Namun, menghidupkan masjid tidak cukup hanya dengan keramaian suara. Masjid harus dihidupkan dengan 𝗮𝗱𝗮𝗯 𝗱𝗮𝗻 𝘀𝘂𝗻𝗻𝗮𝗵 agar benar-benar menjadi cahaya hidayah.

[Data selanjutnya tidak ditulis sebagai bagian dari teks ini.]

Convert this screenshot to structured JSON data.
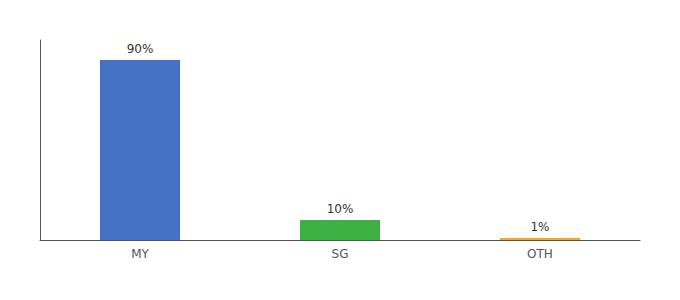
{
  "chart_data": {
    "type": "bar",
    "categories": [
      "MY",
      "SG",
      "OTH"
    ],
    "values": [
      90,
      10,
      1
    ],
    "value_labels": [
      "90%",
      "10%",
      "1%"
    ],
    "colors": [
      "#4472c4",
      "#3cb043",
      "#f5a623"
    ],
    "data_labels": true,
    "ylim": [
      0,
      100
    ],
    "grid": false,
    "tick_labels": "x"
  }
}
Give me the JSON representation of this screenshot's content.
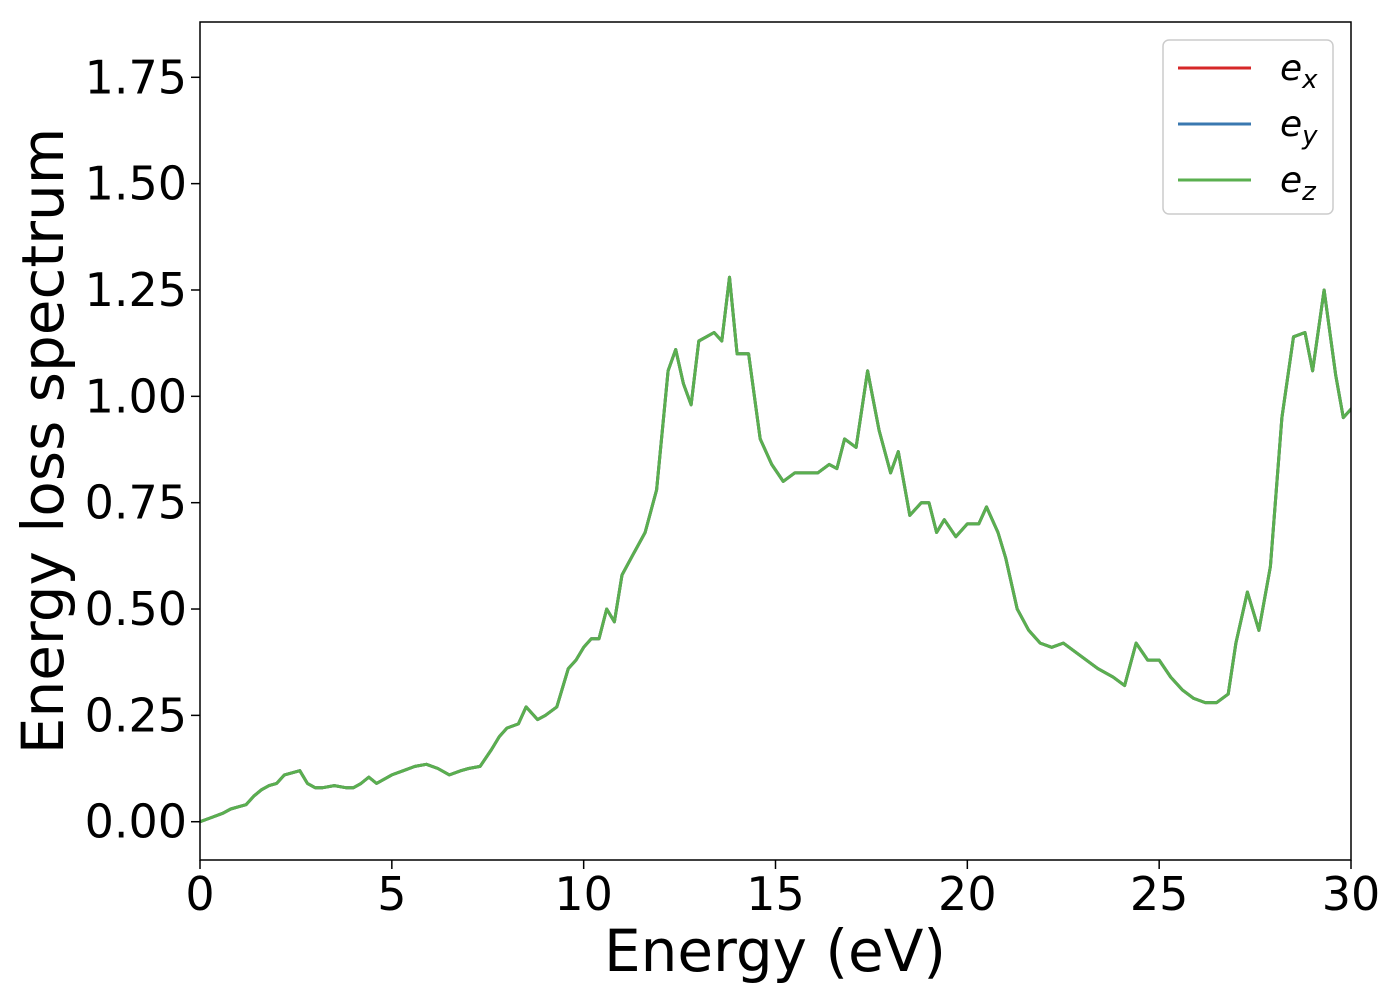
{
  "chart_data": {
    "type": "line",
    "xlabel": "Energy (eV)",
    "ylabel": "Energy loss spectrum",
    "xlim": [
      0,
      30
    ],
    "ylim": [
      -0.09,
      1.88
    ],
    "xticks": [
      0,
      5,
      10,
      15,
      20,
      25,
      30
    ],
    "xtick_labels": [
      "0",
      "5",
      "10",
      "15",
      "20",
      "25",
      "30"
    ],
    "yticks": [
      0,
      0.25,
      0.5,
      0.75,
      1.0,
      1.25,
      1.5,
      1.75
    ],
    "ytick_labels": [
      "0.00",
      "0.25",
      "0.50",
      "0.75",
      "1.00",
      "1.25",
      "1.50",
      "1.75"
    ],
    "grid": false,
    "legend_position": "top-right",
    "series": [
      {
        "name": "e",
        "subscript": "x",
        "color": "#d62728"
      },
      {
        "name": "e",
        "subscript": "y",
        "color": "#3a78b0"
      },
      {
        "name": "e",
        "subscript": "z",
        "color": "#5aaf4f"
      }
    ],
    "x": [
      0,
      0.3,
      0.6,
      0.8,
      1.0,
      1.2,
      1.4,
      1.6,
      1.8,
      2.0,
      2.2,
      2.4,
      2.6,
      2.8,
      3.0,
      3.2,
      3.5,
      3.8,
      4.0,
      4.2,
      4.4,
      4.6,
      4.8,
      5.0,
      5.3,
      5.6,
      5.9,
      6.2,
      6.5,
      6.8,
      7.0,
      7.3,
      7.6,
      7.8,
      8.0,
      8.3,
      8.5,
      8.8,
      9.0,
      9.3,
      9.6,
      9.8,
      10.0,
      10.2,
      10.4,
      10.6,
      10.8,
      11.0,
      11.3,
      11.6,
      11.9,
      12.2,
      12.4,
      12.6,
      12.8,
      13.0,
      13.2,
      13.4,
      13.6,
      13.8,
      14.0,
      14.3,
      14.6,
      14.9,
      15.2,
      15.5,
      15.8,
      16.1,
      16.4,
      16.6,
      16.8,
      17.1,
      17.4,
      17.7,
      18.0,
      18.2,
      18.5,
      18.8,
      19.0,
      19.2,
      19.4,
      19.7,
      20.0,
      20.3,
      20.5,
      20.8,
      21.0,
      21.3,
      21.6,
      21.9,
      22.2,
      22.5,
      22.8,
      23.1,
      23.4,
      23.8,
      24.1,
      24.4,
      24.7,
      25.0,
      25.3,
      25.6,
      25.9,
      26.2,
      26.5,
      26.8,
      27.0,
      27.3,
      27.6,
      27.9,
      28.2,
      28.5,
      28.8,
      29.0,
      29.3,
      29.6,
      29.8,
      30.0
    ],
    "values": [
      0.0,
      0.01,
      0.02,
      0.03,
      0.035,
      0.04,
      0.06,
      0.075,
      0.085,
      0.09,
      0.11,
      0.115,
      0.12,
      0.09,
      0.08,
      0.08,
      0.085,
      0.08,
      0.08,
      0.09,
      0.105,
      0.09,
      0.1,
      0.11,
      0.12,
      0.13,
      0.135,
      0.125,
      0.11,
      0.12,
      0.125,
      0.13,
      0.17,
      0.2,
      0.22,
      0.23,
      0.27,
      0.24,
      0.25,
      0.27,
      0.36,
      0.38,
      0.41,
      0.43,
      0.43,
      0.5,
      0.47,
      0.58,
      0.63,
      0.68,
      0.78,
      1.06,
      1.11,
      1.03,
      0.98,
      1.13,
      1.14,
      1.15,
      1.13,
      1.28,
      1.1,
      1.1,
      0.9,
      0.84,
      0.8,
      0.82,
      0.82,
      0.82,
      0.84,
      0.83,
      0.9,
      0.88,
      1.06,
      0.92,
      0.82,
      0.87,
      0.72,
      0.75,
      0.75,
      0.68,
      0.71,
      0.67,
      0.7,
      0.7,
      0.74,
      0.68,
      0.62,
      0.5,
      0.45,
      0.42,
      0.41,
      0.42,
      0.4,
      0.38,
      0.36,
      0.34,
      0.32,
      0.42,
      0.38,
      0.38,
      0.34,
      0.31,
      0.29,
      0.28,
      0.28,
      0.3,
      0.42,
      0.54,
      0.45,
      0.6,
      0.95,
      1.14,
      1.15,
      1.06,
      1.25,
      1.05,
      0.95,
      0.97
    ]
  }
}
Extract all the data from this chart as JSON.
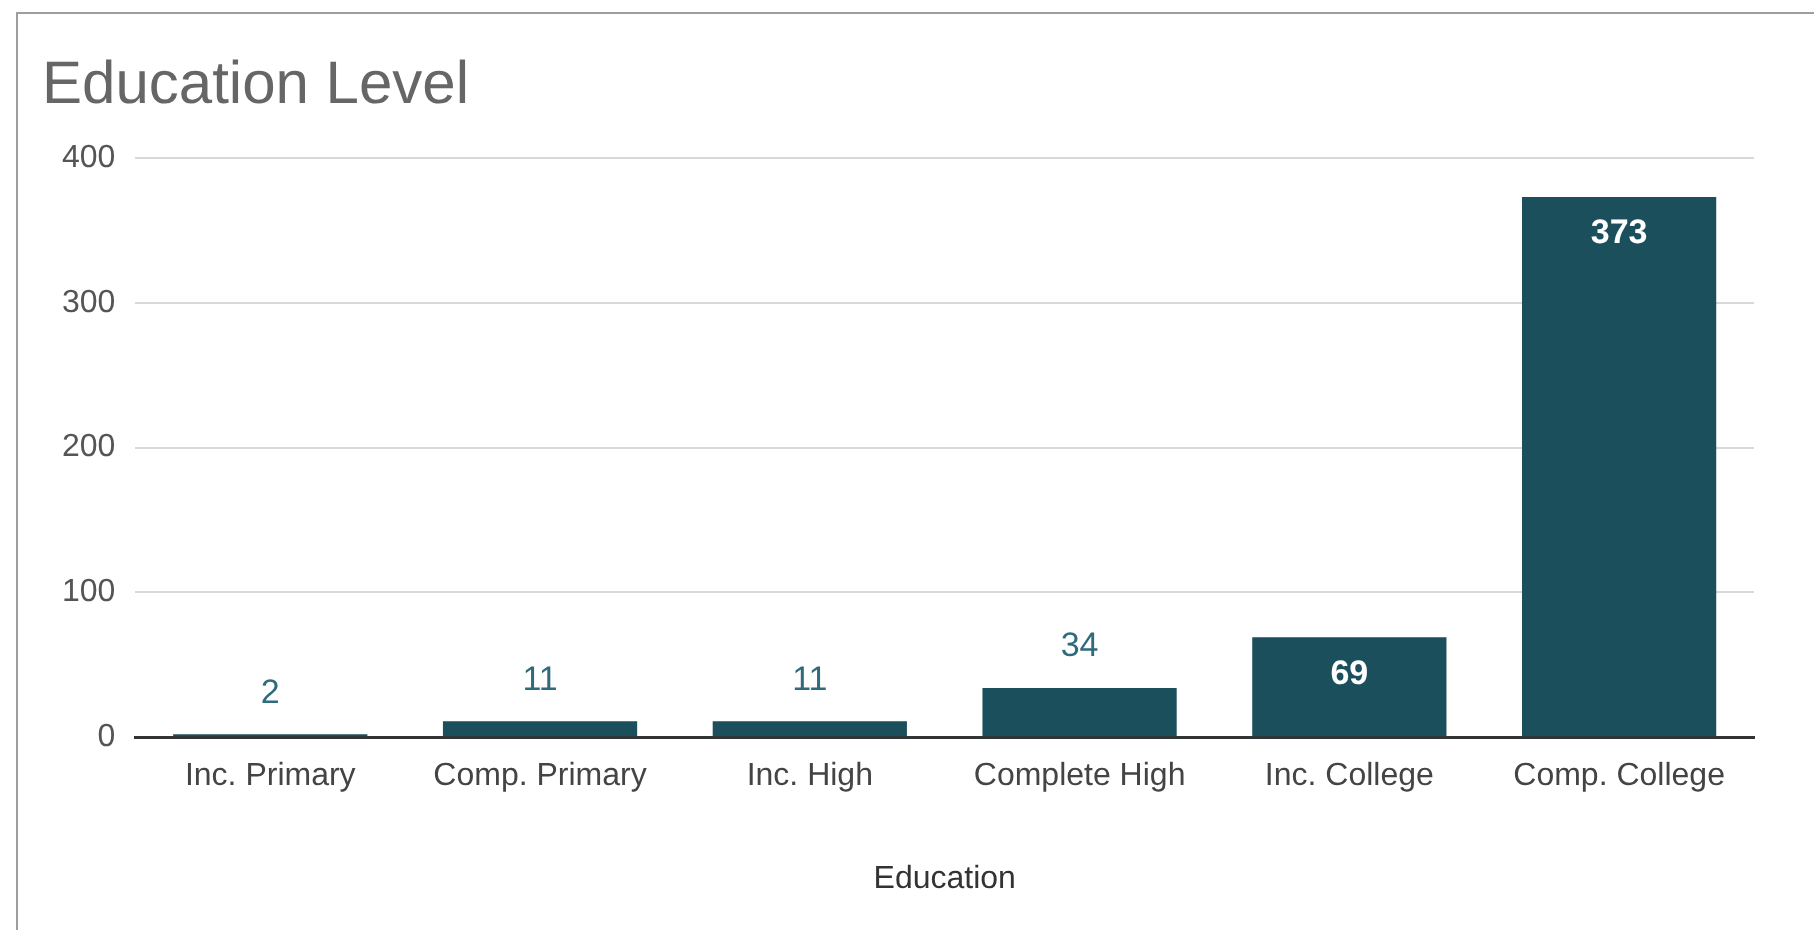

𝗔𝗱𝗮𝗯 𝗠𝗲𝗺𝗯𝗮𝗰𝗮 𝗔𝗹-𝗤𝘂𝗿’𝗮𝗻 𝗱𝗲𝗻𝗴𝗮𝗻 𝗧𝗮𝗿𝘁𝗶𝗹
Allah ﷻ berfirman:
وَرَتِّلِ ٱلْقُرْءَانَ تَرْتِيلًا
“𝘞𝘢 𝘳𝘢𝘵𝘵𝘪̄𝘭𝘪𝘭-𝘲𝘶𝘳’𝘢̄𝘯𝘢 𝘵𝘢𝘳𝘵𝘪̄𝘭𝘢̄”
“𝘋𝘢𝘯 𝘣𝘢𝘤𝘢𝘭𝘢𝘩 𝘈𝘭-𝘘𝘶𝘳’𝘢𝘯 𝘪𝘵𝘶 𝘥𝘦𝘯𝘨𝘢𝘯 𝘵𝘢𝘳𝘵𝘪𝘭 (𝘱𝘦𝘳𝘭𝘢𝘩𝘢𝘯-𝘭𝘢𝘩𝘢𝘯, 𝘫𝘦𝘭𝘢𝘴, 𝘥𝘢𝘯 𝘣𝘦𝘳𝘢𝘵𝘶𝘳𝘢𝘯).”
(QS. Al-Muzzammil: 4)
Ayat ini menjadi dasar bahwa membaca Al-Qur’an bukan dengan suara keras tanpa kendali, tetapi dengan ketenangan, kejelasan, dan penghayatan.
Rasulullah ﷺ bersabda:
“𝘚𝘦𝘴𝘶𝘯𝘨𝘨𝘶𝘩𝘯𝘺𝘢 𝘰𝘳𝘢𝘯𝘨 𝘺𝘢𝘯𝘨 𝘱𝘢𝘭𝘪𝘯𝘨 𝘣𝘢𝘪𝘬 𝘣𝘢𝘤𝘢𝘢𝘯𝘯𝘺𝘢 𝘢𝘥𝘢𝘭𝘢𝘩 𝘺𝘢𝘯𝘨 𝘬𝘦𝘵𝘪𝘬𝘢 𝘦𝘯𝘨𝘬𝘢𝘶 𝘮𝘦𝘯𝘥𝘦𝘯𝘨𝘢𝘳𝘯𝘺𝘢, 𝘵𝘢𝘮𝘱𝘢𝘬 𝘪𝘢 𝘮𝘦𝘳𝘢𝘴𝘢 𝘵𝘢𝘬𝘶𝘵 𝘬𝘦𝘱𝘢𝘥𝘢 𝘈𝘭𝘭𝘢𝘩.”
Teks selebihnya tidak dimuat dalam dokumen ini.